Reputacja: 1 Kometa jest jak niezastąpione światło przewodnieKometa jest jak niezastąpione światło przewodnieKometa jest jak niezastąpione światło przewodnieKometa jest jak niezastąpione światło przewodnieKometa jest jak niezastąpione światło przewodnieKometa jest jak niezastąpione światło przewodnieKometa jest jak niezastąpione światło przewodnieKometa jest jak niezastąpione światło przewodnieKometa jest jak niezastąpione światło przewodnieKometa jest jak niezastąpione światło przewodnieKometa jest jak niezastąpione światło przewodnie
Natalia patrzyła z niedowierzaniem na Mikołaja, dla niej realistki te słowa o armii, walce, wojownikach było czymś absurdalnym, jednocześnie początkowo było jej przykro, że ktoś z niej żartuję, co ona może zrobić, nie umiała obronić swojej matki, a teraz ktoś jej mówi, że ma niszczyć zło.. Powracająca fala złych wspomnień spowodowała, że Natalia miała ochotę uciec stamtąd i jak najszybciej schować się w swoim pokoju, nie lubiła okazywać swoich uczuć przy innych, a tym bardziej przy obcych.

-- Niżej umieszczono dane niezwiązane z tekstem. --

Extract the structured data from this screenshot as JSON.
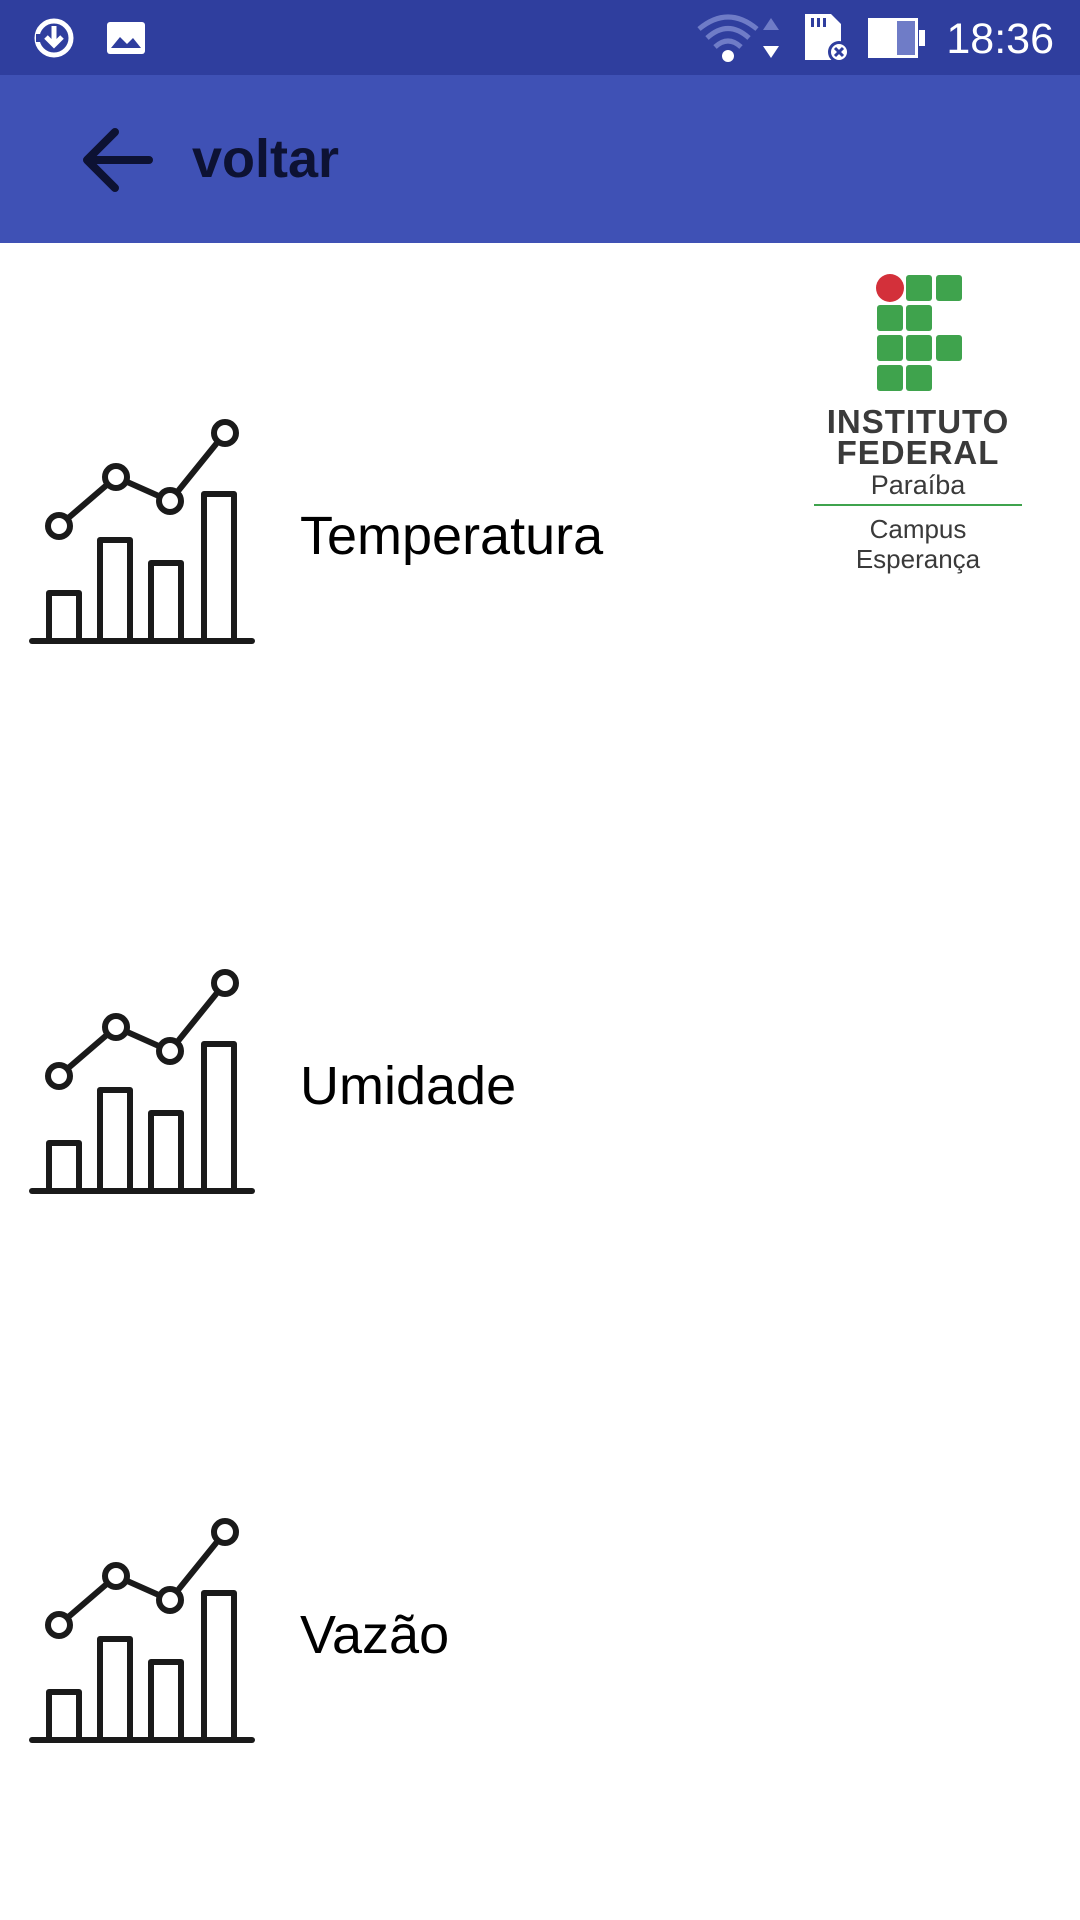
{
  "status_bar": {
    "time": "18:36",
    "icons": [
      "download-sync-icon",
      "image-icon",
      "wifi-icon",
      "data-arrows-icon",
      "sd-card-error-icon",
      "battery-icon"
    ],
    "background": "#2f3e9e"
  },
  "app_bar": {
    "back_icon": "arrow-left-icon",
    "title": "voltar",
    "background": "#3f51b5"
  },
  "logo": {
    "line1": "INSTITUTO",
    "line2": "FEDERAL",
    "subtitle": "Paraíba",
    "campus_line1": "Campus",
    "campus_line2": "Esperança",
    "accent_green": "#3fa34d",
    "accent_red": "#d3303a"
  },
  "menu": {
    "items": [
      {
        "label": "Temperatura",
        "icon": "bar-line-chart-icon"
      },
      {
        "label": "Umidade",
        "icon": "bar-line-chart-icon"
      },
      {
        "label": "Vazão",
        "icon": "bar-line-chart-icon"
      }
    ]
  }
}
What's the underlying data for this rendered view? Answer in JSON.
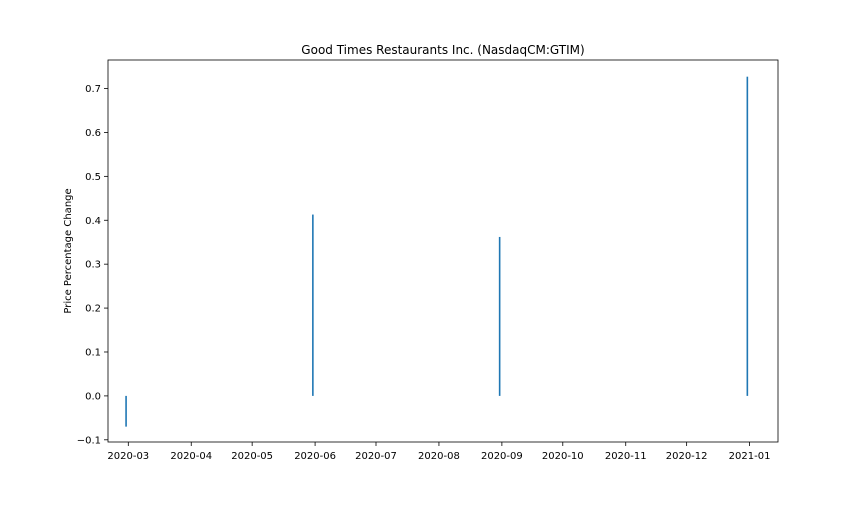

Jednocześnie czytając z ruchu warg Kasi poczuła się niepewnie
„A jeśli w tym jest trochę prawdy.. bo jest w tym wiele niezwykłości, że teraz słyszę w myślach głos Mikołaja, po raz pierwszy w życiu!” - chaotyczne myśli przelatywały jej przez głowę


"Zamęt i mętlik.. to wszystko póki co jest dla mnie irracjonalne. Że niby my wszyscy tutaj... Kasia ma racje, co my możemy tak naprawdę?" – myślała, patrząc prosto w oczy Mikołaja
 
__________________
„Jej pałające spojrzenie trzyma mnie mocno w objęciach. Mówi słowa pomieszane ze snami(...)W jej oczach widzę, jak u moich ramion stają dwaj aniołowie: blady, złośliwy anioł Ironii i potężny miłujący anioł Schizofrenii” Z.H.